Flavier Bwira, Directeur Général de Malia Agency, une entreprise d’automobiles de Lubumbashi, lance un cri de détresse au ministre de l’entrepreneuriat et des PME. Un message qui illustre le combat de tous jeunes entrepreneurs, soucieux de formaliser leurs activités, mais qui sont vite découragés par les charges qui s’en suivent.
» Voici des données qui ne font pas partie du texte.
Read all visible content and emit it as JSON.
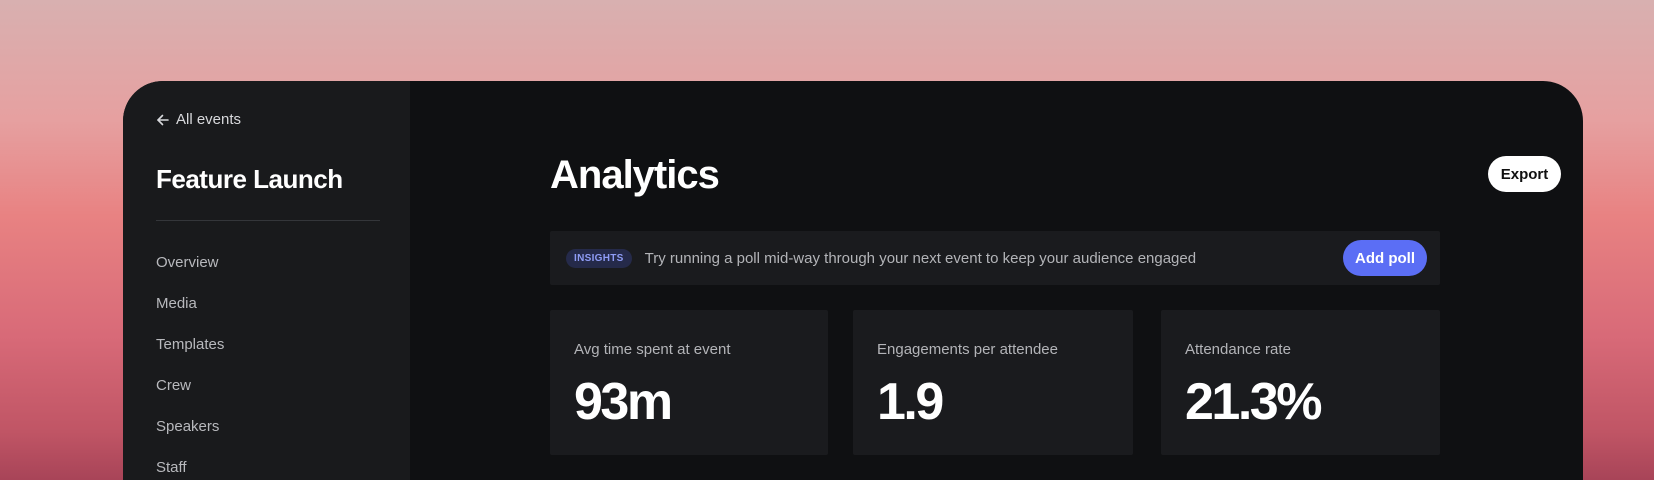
{
  "sidebar": {
    "back_label": "All events",
    "event_title": "Feature Launch",
    "nav": [
      {
        "label": "Overview"
      },
      {
        "label": "Media"
      },
      {
        "label": "Templates"
      },
      {
        "label": "Crew"
      },
      {
        "label": "Speakers"
      },
      {
        "label": "Staff"
      }
    ]
  },
  "main": {
    "title": "Analytics",
    "export_label": "Export",
    "insights": {
      "badge": "INSIGHTS",
      "text": "Try running a poll mid-way through your next event to keep your audience engaged",
      "action_label": "Add poll"
    },
    "stats": [
      {
        "label": "Avg time spent at event",
        "value": "93m"
      },
      {
        "label": "Engagements per attendee",
        "value": "1.9"
      },
      {
        "label": "Attendance rate",
        "value": "21.3%"
      }
    ]
  },
  "colors": {
    "accent": "#5b6ef5",
    "window_bg": "#0f1012",
    "sidebar_bg": "#191a1c",
    "card_bg": "#1a1b1e"
  },
  "icons": {
    "back": "arrow-left-icon"
  }
}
Lettre au ministre de l’entrepreneuriat et des PME
Si j’avais l’occasion de rencontrer Son Excellence Monsieur le Ministre de l’Entrepreneuriat et des PME, je parlerais ainsi au nom des jeunes entrepreneurs congolais :
Son Excellence Monsieur le Ministre de l’Entrepreneuriat et des PME,
Permettez-moi de m’exprimer humblement au nom de nombreux jeunes entrepreneurs congolais.
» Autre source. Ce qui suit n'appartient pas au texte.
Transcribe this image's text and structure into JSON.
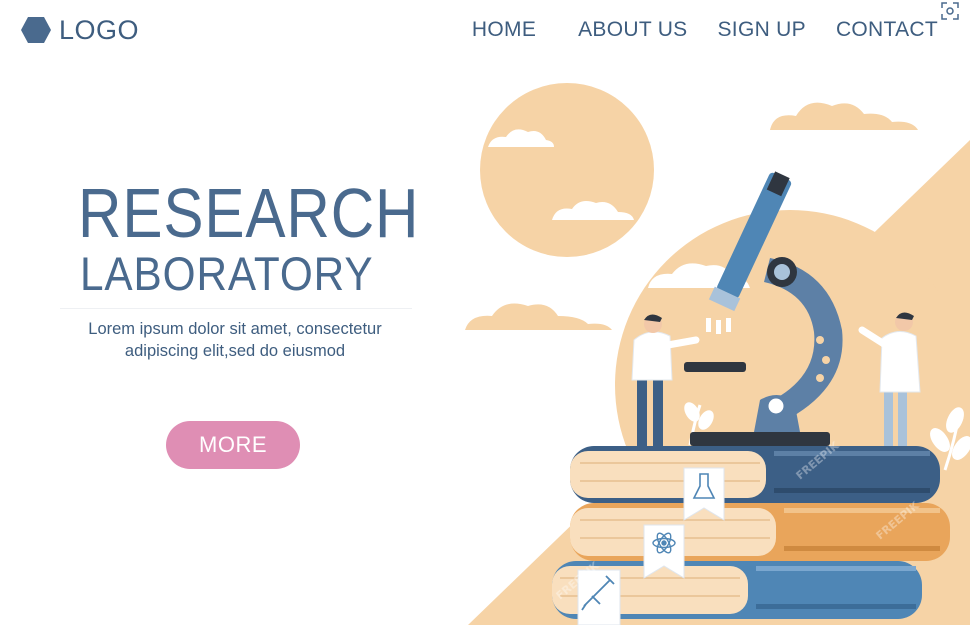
{
  "header": {
    "logo_text": "LOGO",
    "logo_icon": "hexagon-icon",
    "corner_icon": "scan-icon",
    "nav": [
      {
        "label": "HOME"
      },
      {
        "label": "ABOUT US"
      },
      {
        "label": "SIGN UP"
      },
      {
        "label": "CONTACT"
      }
    ]
  },
  "hero": {
    "title": "RESEARCH",
    "subtitle": "LABORATORY",
    "text_line1": "Lorem ipsum dolor sit amet, consectetur",
    "text_line2": "adipiscing elit,sed do eiusmod",
    "button_label": "MORE"
  },
  "illustration": {
    "watermark": "FREEPIK",
    "bookmark_icons": [
      "flask-icon",
      "atom-icon",
      "syringe-icon"
    ]
  },
  "colors": {
    "primary": "#3e5d7f",
    "accent": "#df8eb4",
    "peach": "#f6d3a6",
    "orange": "#e9a55b",
    "blue": "#4f86b5",
    "dark_blue": "#3c5f86"
  }
}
Régulariser une activité en RDC constitue une étape indispensable. Toutefois, il faut reconnaître que cela représente souvent un véritable parcours pour un jeune porteur de projet issu d’un milieu modeste.
Beaucoup pensent que la procédure se limite au passage par le guichet unique pour obtenir un RCCM ou un ID NAT, avec des frais jugés accessibles. En réalité, ce n’est que le commencement.
Après l’immatriculation, d’autres exigences apparaissent rapidement.
Au niveau communal, il faut prévoir les autorisations d’exploitation, diverses taxes locales ainsi que des redevances administratives. Dans certains secteurs, notamment la restauration ou le transport des permis spécifiques et des contributions liées au chiffre d’affaires sont également exigés.
À cela s’ajoutent les obligations sociales et fiscales : cotisations CNSS, INPP, retenues salariales, impôts professionnels… sans oublier les inspections régulières et les formalités connexes.
Excellence, la réflexion ne vise pas à remettre en cause ces règles, qui structurent notre cadre légal. Elle consiste plutôt à mesurer leur impact dès le lancement d’une activité.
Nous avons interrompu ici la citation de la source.